Colombia enfrenta el reto de pasar de una etapa de alineación política y acumulación de iniciativas a una fase de escalamiento, financiamiento y transformación estructural que permita consolidar un modelo positivo para la naturaleza. Esta orientación exige profundidad. No basta con sumar programas, producir balances o incorporar nuevos lenguajes en la política pública. Se requiere una agenda capaz de articular biodiversidad, clima, ordenamiento territorial y transformación productiva, sin repetir fórmulas que han desconocido nuestros derechos y las realidades de los territorios.

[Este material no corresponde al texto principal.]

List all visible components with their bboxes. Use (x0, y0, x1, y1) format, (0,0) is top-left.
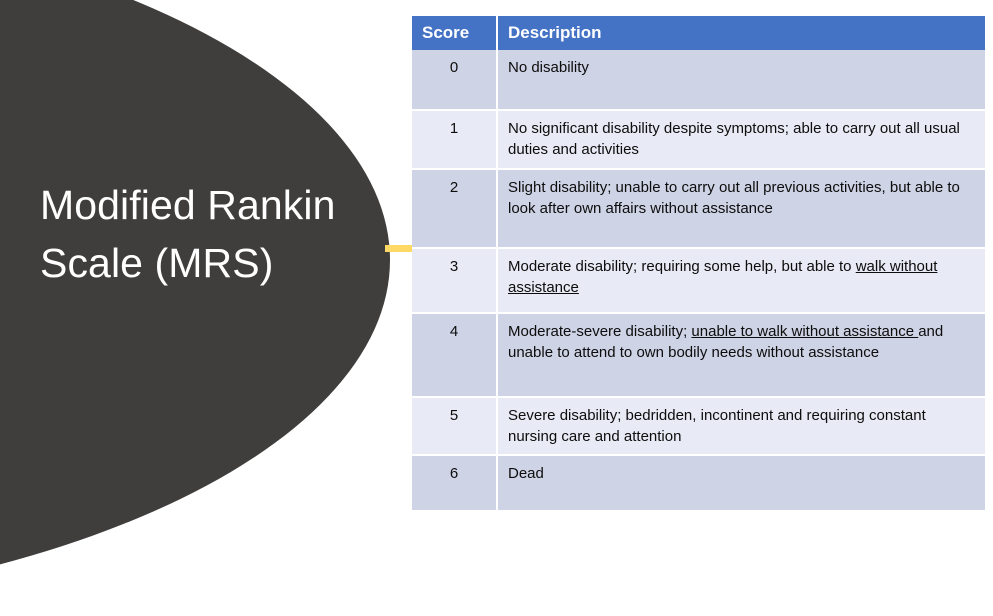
cell-description: Dead (497, 455, 985, 511)
table-row: 5 Severe disability; bedridden, incontin… (412, 397, 985, 456)
text-plain: Moderate-severe disability; (508, 323, 691, 340)
cell-description: Moderate disability; requiring some help… (497, 248, 985, 313)
table-row: 6 Dead (412, 455, 985, 511)
title-panel: Modified Rankin Scale (MRS) (0, 0, 390, 616)
cell-score: 4 (412, 313, 497, 397)
cell-score: 6 (412, 455, 497, 511)
column-header-score: Score (412, 16, 497, 50)
cell-score: 2 (412, 169, 497, 248)
page-title: Modified Rankin Scale (MRS) (40, 176, 370, 292)
cell-description: No disability (497, 50, 985, 110)
cell-description: Slight disability; unable to carry out a… (497, 169, 985, 248)
text-plain: Moderate disability; requiring some help… (508, 258, 856, 275)
cell-score: 0 (412, 50, 497, 110)
cell-description: Moderate-severe disability; unable to wa… (497, 313, 985, 397)
table-row: 0 No disability (412, 50, 985, 110)
table-row: 4 Moderate-severe disability; unable to … (412, 313, 985, 397)
table-row: 1 No significant disability despite symp… (412, 110, 985, 169)
cell-description: Severe disability; bedridden, incontinen… (497, 397, 985, 456)
text-underlined: unable to walk without assistance (691, 323, 918, 340)
cell-score: 5 (412, 397, 497, 456)
table-row: 2 Slight disability; unable to carry out… (412, 169, 985, 248)
slide-canvas: Modified Rankin Scale (MRS) Score Descri… (0, 0, 993, 520)
cell-score: 1 (412, 110, 497, 169)
cell-score: 3 (412, 248, 497, 313)
cell-description: No significant disability despite sympto… (497, 110, 985, 169)
table-row: 3 Moderate disability; requiring some he… (412, 248, 985, 313)
column-header-description: Description (497, 16, 985, 50)
modified-rankin-scale-table: Score Description 0 No disability 1 No s… (412, 16, 985, 512)
table-header-row: Score Description (412, 16, 985, 50)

Nuestros territorios son soluciones vivas y reales frente a la pérdida de biodiversidad y al cambio climático. En ellos hemos cuidado y defendido ancestralmente bosques, aguas, semillas, montañas, sabanas y múltiples formas de vida mediante sistemas propios de conocimiento, gobierno y relación con la Madre Tierra. Por eso, cualquier política que aspire a proteger la biodiversidad debe garantizar nuestra participación efectiva, reconocer los derechos territoriales y fortalecer las capacidades propias con las que hemos sostenido estos equilibrios durante generaciones.
Valoramos que el Séptimo Informe Nacional haya sido presentado como un ejercicio de articulación entre el Gobierno, los territorios, las comunidades afrodescendientes, las mujeres, las juventudes, la academia, el sector privado, la cooperación internacional y los Pueblos Indígenas. Sin embargo, esta articulación solo tendrá sentido si se traduce en incidencia real y en el reconocimiento de nuestro carácter de sujetos políticos y autoridades territoriales, no como actores periféricos de una agenda definida desde el centro.
En tiempos de transición política, el reto es garantizar la continuidad de los avances impulsados por el actual Gobierno y evitar retrocesos en la implementación de la agenda de biodiversidad. Lo construido debe consolidarse con voluntad política, capacidad institucional y recursos suficientes. La protección de la biodiversidad debe mantenerse como una prioridad material, política y territorial del Estado, articulada con la garantía de los derechos colectivos.
El lanzamiento del Séptimo Informe Nacional deja una exigencia clara: convertir el diagnóstico en decisiones, el reconocimiento en garantías y la articulación en transformaciones reales. Nuestra participación no es complementaria. Hace parte de la discusión central sobre cómo sostener la vida, proteger la biodiversidad y construir un horizonte ambiental justo para el país.
¡Defender los territorios es defender la vida!